“I tried to make that movie for a long time”: how the sands of time crushed Tom Hanks’ passion project

It’s easy for an outsider to assume that when the biggest stars in the business start banging on doors with movies they want to make, studios would be foolish not to let them make it. They don’t come much bigger than Tom Hanks, either, but even he couldn’t will his passion project into existence.

He wasn’t quite so big of a name in the early 1990s, though, but Hanks still had plenty of clout. After all, this was a period in the immediate aftermath of his evolution from a popular comedy star into a genuinely bankable leading man, with Big landing him the first Academy Award nomination of his career.

Sensing there was a perfect part he could play, the actor optioned the rights to a biography of a musician he was a fan of, with his eyes on playing the lead role.

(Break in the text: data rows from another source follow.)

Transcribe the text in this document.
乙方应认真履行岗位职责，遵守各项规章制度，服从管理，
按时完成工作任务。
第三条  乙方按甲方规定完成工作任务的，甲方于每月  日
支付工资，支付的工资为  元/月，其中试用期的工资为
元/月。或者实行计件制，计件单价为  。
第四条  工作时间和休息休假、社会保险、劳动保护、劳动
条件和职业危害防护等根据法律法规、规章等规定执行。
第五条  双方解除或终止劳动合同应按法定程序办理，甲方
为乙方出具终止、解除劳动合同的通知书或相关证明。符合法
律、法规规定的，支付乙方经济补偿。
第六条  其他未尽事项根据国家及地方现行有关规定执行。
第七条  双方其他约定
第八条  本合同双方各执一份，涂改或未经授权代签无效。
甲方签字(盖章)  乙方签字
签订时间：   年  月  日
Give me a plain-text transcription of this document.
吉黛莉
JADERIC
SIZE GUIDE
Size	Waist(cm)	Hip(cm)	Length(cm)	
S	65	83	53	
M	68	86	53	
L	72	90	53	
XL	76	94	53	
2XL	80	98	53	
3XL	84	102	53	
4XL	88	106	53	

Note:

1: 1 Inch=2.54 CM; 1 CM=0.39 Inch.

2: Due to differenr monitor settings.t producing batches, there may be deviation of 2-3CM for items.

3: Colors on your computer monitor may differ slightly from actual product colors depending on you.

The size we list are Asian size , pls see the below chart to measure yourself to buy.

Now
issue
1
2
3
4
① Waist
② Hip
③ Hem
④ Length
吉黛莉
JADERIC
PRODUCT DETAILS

He wasn’t willing to let anyone else circle the part, but the sands of time continued turning in a direction he didn’t care for.

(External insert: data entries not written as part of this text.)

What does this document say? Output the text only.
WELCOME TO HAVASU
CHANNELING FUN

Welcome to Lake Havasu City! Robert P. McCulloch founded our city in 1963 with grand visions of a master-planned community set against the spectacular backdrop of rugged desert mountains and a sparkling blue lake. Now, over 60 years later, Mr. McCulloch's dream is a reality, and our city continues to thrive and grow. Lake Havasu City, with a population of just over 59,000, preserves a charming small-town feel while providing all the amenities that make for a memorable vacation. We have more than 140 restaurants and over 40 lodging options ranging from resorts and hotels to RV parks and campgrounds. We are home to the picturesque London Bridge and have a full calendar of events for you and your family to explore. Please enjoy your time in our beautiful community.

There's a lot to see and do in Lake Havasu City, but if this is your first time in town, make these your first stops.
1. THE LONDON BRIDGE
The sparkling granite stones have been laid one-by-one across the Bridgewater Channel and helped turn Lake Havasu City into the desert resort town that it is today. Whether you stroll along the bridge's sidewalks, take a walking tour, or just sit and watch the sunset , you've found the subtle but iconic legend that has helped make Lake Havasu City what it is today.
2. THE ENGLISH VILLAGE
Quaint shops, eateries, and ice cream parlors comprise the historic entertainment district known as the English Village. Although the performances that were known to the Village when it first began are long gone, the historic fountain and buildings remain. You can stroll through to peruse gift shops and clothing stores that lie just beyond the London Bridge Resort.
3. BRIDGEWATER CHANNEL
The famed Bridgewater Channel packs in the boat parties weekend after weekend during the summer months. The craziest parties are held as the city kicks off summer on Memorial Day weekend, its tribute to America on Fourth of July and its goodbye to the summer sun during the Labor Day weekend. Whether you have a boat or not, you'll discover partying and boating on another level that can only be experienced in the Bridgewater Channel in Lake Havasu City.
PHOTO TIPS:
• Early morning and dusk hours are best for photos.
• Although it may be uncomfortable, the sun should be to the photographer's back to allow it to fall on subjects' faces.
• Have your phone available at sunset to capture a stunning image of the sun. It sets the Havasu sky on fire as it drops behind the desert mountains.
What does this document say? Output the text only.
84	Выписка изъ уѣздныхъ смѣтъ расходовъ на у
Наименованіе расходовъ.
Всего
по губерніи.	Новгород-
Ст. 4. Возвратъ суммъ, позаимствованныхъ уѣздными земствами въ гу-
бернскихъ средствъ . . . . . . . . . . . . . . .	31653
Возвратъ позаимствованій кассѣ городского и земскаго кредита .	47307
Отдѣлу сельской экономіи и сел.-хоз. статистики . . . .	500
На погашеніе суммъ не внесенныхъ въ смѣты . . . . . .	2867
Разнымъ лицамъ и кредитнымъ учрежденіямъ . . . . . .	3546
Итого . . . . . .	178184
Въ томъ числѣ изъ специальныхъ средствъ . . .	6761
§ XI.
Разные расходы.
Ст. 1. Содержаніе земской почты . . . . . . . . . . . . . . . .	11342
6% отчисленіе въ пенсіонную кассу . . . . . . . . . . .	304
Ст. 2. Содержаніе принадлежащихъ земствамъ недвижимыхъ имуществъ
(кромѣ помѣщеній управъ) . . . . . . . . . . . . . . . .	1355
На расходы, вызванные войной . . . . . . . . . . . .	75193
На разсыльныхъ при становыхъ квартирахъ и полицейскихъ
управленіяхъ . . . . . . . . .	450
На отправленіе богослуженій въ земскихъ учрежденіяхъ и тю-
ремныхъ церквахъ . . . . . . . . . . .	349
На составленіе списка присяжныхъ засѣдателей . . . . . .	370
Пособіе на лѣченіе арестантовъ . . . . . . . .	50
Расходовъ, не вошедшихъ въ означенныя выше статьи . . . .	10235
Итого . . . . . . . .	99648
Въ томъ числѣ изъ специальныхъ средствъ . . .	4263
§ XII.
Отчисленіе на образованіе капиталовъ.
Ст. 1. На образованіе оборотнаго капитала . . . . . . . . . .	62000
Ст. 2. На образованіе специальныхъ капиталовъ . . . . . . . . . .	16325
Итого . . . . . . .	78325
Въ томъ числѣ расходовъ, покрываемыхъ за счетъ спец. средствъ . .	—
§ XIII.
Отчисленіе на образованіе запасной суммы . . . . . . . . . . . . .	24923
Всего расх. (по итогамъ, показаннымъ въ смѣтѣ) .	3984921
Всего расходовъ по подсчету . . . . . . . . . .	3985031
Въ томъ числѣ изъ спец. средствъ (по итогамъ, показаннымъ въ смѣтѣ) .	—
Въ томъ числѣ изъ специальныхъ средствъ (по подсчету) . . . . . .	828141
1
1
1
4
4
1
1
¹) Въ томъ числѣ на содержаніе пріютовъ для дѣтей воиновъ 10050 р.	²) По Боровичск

Fast-forward a few years, and Hanks is now the two-time Academy Award-winning figurehead of Philadelphia and Forrest Gump, a certifiable A-list phenomenon, and even showcased himself as an assuredly talented director with his debut musical comedy That Thing You Do! And yet, nobody was willing to bite.

Even when Hanks set about playing more real-life figures than the majority of his contemporaries, his dream production continued sitting on the shelf, gathering dust. Here was one of the best in the business, desperate to tell the story, but for whatever reason there wasn’t a studio in town willing to back him on it. A strange situation, sure, and one that left Hanks understandably bitter.

Tom Hanks - Actor - 2023
Credit: Far Out / Raph Pour-Hashemi

Who was the object of Hanks’ affection, then, the person with such a fascinating tale he spent more than a decade persevering and jumping through hoops for absolutely no reason? It was Dan Reed, the musician nicknamed ‘Red Elvis’, who became one of the best-selling recording artists in communist countries in the 1970s.

He was virtually unknown in the United States and only saw one of his songs enter the charts in his home nation, but overseas, he was a sensation. He sold millions of albums in the Eastern Block, spent years living in East Germany, starred in more than a dozen movies, and toured Europe extensively to capitalise on his unexpected rise to fame.

Even his death was mysterious, giving rise to several conspiracy theories. Six weeks previously, he’d appeared on American television to defend the Soviet Union’s presence in Afghanistan and the construction of the Berlin Wall and compared then-president Ronald Reagan to Joseph Stalin.

History is littered with rumours and speculation surrounding the governmental assassinations of public figures, and Reed was no different. His cause of death was officially ruled as an accidental drowning in the lake near his East Berlin home, but many of his friends suspected he’d committed suicide, while several others voiced concerns that he’d been murdered.

“I tried to make that movie for a long time, and quite frankly, I just got too old to see it through,” Hanks lamented at Rome Film Fest. “You come across these projects that you are passionate for, and when they just slip out of your fingers like so much sand, it’s a bit of a bitter disappointment.”

Reed was 47 years old when he died, and to illustrate just how long Hanks was trying to make the biopic, the actor optioned the rights to Reggie Nadelson’s biography when he was 35. The book wasn’t even published until he was 50 and he remained as keen as ever, with a little makeup and some favourable lighting capable of compensating the slight age difference between the two.

The only way Reed’s life story will make it to the screen is with somebody else in the lead, which would sting Hanks considerably, looking at how long he tried and failed not even to get it anywhere close to the finish line but position it on the starting block. It’s either that or de-ageing, but nobody needs to see that.